We have been a church where people don’t all think alike. We have been a church with a diversity of thought. That’s not easy to find these days, and I can tell you that it’s not easy to maintain these days. Our church leadership articulated this as one of the values of our church: to “demonstrate the love of Christ at all times, even when politics or theology might divide us.” May that be true of us.
We have a significant number of people in our church who will vote on opposite sides in this election cycle. Nevertheless, may they know we are Jesus’ followers by the love we have for one another.
We have a significant number of people in our church who focus on different parts of the Bible to come to different theological stances on the hot button issues facing the global church. Nevertheless, may they know we are Jesus’ followers by the love we have for one another.
We have a significant number of people in our church with completely different takes on how safe it is to worship in-person right now during COVID-19. Nevertheless, may they know we are Jesus’ followers by the love that we have for one another.

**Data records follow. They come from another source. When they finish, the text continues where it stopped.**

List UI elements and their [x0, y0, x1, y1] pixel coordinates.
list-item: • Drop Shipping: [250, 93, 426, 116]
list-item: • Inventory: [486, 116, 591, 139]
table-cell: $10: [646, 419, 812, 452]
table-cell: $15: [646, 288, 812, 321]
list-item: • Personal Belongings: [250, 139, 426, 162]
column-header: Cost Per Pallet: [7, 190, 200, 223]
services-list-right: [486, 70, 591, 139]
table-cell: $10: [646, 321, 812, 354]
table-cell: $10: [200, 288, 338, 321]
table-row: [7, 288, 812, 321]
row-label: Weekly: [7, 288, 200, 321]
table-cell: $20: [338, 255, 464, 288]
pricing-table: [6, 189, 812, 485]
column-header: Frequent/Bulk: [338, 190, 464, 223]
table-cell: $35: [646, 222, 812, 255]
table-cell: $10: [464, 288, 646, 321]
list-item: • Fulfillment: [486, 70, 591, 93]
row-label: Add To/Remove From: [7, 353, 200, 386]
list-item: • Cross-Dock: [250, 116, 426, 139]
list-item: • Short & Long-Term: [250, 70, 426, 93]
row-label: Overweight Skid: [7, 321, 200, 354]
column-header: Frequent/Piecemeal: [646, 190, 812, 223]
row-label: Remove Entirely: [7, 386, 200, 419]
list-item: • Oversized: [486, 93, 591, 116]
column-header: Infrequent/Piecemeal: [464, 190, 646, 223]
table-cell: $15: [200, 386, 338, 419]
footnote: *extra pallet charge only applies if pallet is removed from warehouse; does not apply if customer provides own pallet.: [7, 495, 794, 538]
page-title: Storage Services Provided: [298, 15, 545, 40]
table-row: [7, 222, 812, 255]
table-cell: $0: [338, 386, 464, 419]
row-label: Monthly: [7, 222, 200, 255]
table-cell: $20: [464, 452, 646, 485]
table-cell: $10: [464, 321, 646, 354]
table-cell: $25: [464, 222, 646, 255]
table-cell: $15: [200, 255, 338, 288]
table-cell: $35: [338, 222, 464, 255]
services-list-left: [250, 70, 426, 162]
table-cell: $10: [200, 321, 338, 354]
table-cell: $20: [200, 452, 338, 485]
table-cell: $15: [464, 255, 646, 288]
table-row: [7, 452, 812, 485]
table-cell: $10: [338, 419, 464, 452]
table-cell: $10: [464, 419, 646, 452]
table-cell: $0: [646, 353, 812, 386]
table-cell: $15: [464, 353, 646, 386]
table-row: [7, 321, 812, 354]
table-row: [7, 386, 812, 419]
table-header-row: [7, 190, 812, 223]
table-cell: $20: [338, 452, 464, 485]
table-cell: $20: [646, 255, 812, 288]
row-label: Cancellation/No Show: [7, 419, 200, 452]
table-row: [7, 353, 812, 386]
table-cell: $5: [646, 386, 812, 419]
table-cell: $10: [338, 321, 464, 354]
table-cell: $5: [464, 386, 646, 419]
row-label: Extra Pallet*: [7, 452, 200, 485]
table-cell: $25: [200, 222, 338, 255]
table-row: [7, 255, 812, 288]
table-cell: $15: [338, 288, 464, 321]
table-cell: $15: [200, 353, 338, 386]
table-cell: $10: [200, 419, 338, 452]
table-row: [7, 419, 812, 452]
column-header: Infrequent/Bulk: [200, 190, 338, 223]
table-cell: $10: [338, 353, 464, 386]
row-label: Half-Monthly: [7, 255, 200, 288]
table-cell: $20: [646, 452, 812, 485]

Christianity hasn’t been great historically at demonstrating love despite our differences. Many churches and many Christians right now aren’t demonstrating love despite our differences. Nevertheless, may they know we at First Pres Littleton are Jesus’ followers by the love that we have for one another. May that be true of us!
This is not an easy task. But David stuck with his bigger values even when he had a spear chucked at him. Are we made of that kind of stuff?
Walking away from each other is easy. Seeing our differences as greater than our shared faith in Jesus is easy. Turning on each other is easy. Only talking with those who agree with you is easy. But Jesus didn’t call us to “easy.” Demonstrating the love of Christ isn’t easy. In Matthew 7, Jesus told us, “Enter through the narrow gate. For wide is the gate and broad is the road that leads to destruction, and many enter through it. But small is the gate and narrow the road that leads to life, and only a few find it.” May we find the narrow gate together here at First Pres Littleton. May the narrow way be our way. May it be true of us.
As most of you know, the New Testament was written in Greek. You might have heard before in your life of sermons that the Greek word for fellowship is “koinonia.” It’s the word used to describe the life of the early church. And it very literally means “a relationship among fellows.” But it is only possible if you can see others as your “fellows.” There must be something or some things that form a common bond larger than the things that might divide you. The early church was the fellowship of Jesus. Jesus was the one thing that united the wealthy widow patrons, the wandering refugees, the craftsmen, the slaves, the thinkers, and the outcasts. Those people wouldn’t mix and mingle with each other in a thousand years without their faith in Jesus. But through Jesus they became “fellows” and became part of a world-changing “fellowship.” May that “koinonia,” may that “fellowship” be true of us here at First Pres Littleton.
Sisters and brothers, David was committed to his bigger values even when Saul was chucking a spear at him. Even then, he saw their shared faith in the Lord, their shared status as Israelites, and their shared relationships outweighing the divisions between them.
Jesus said that the world would know we are his followers by loving one another AS HE LOVED US!
Does our shared faith in Jesus outweigh the spears we might want to throw at one another? I believe it does. But I hope that we don’t just think that. May it be true of us right here and right now. Amen.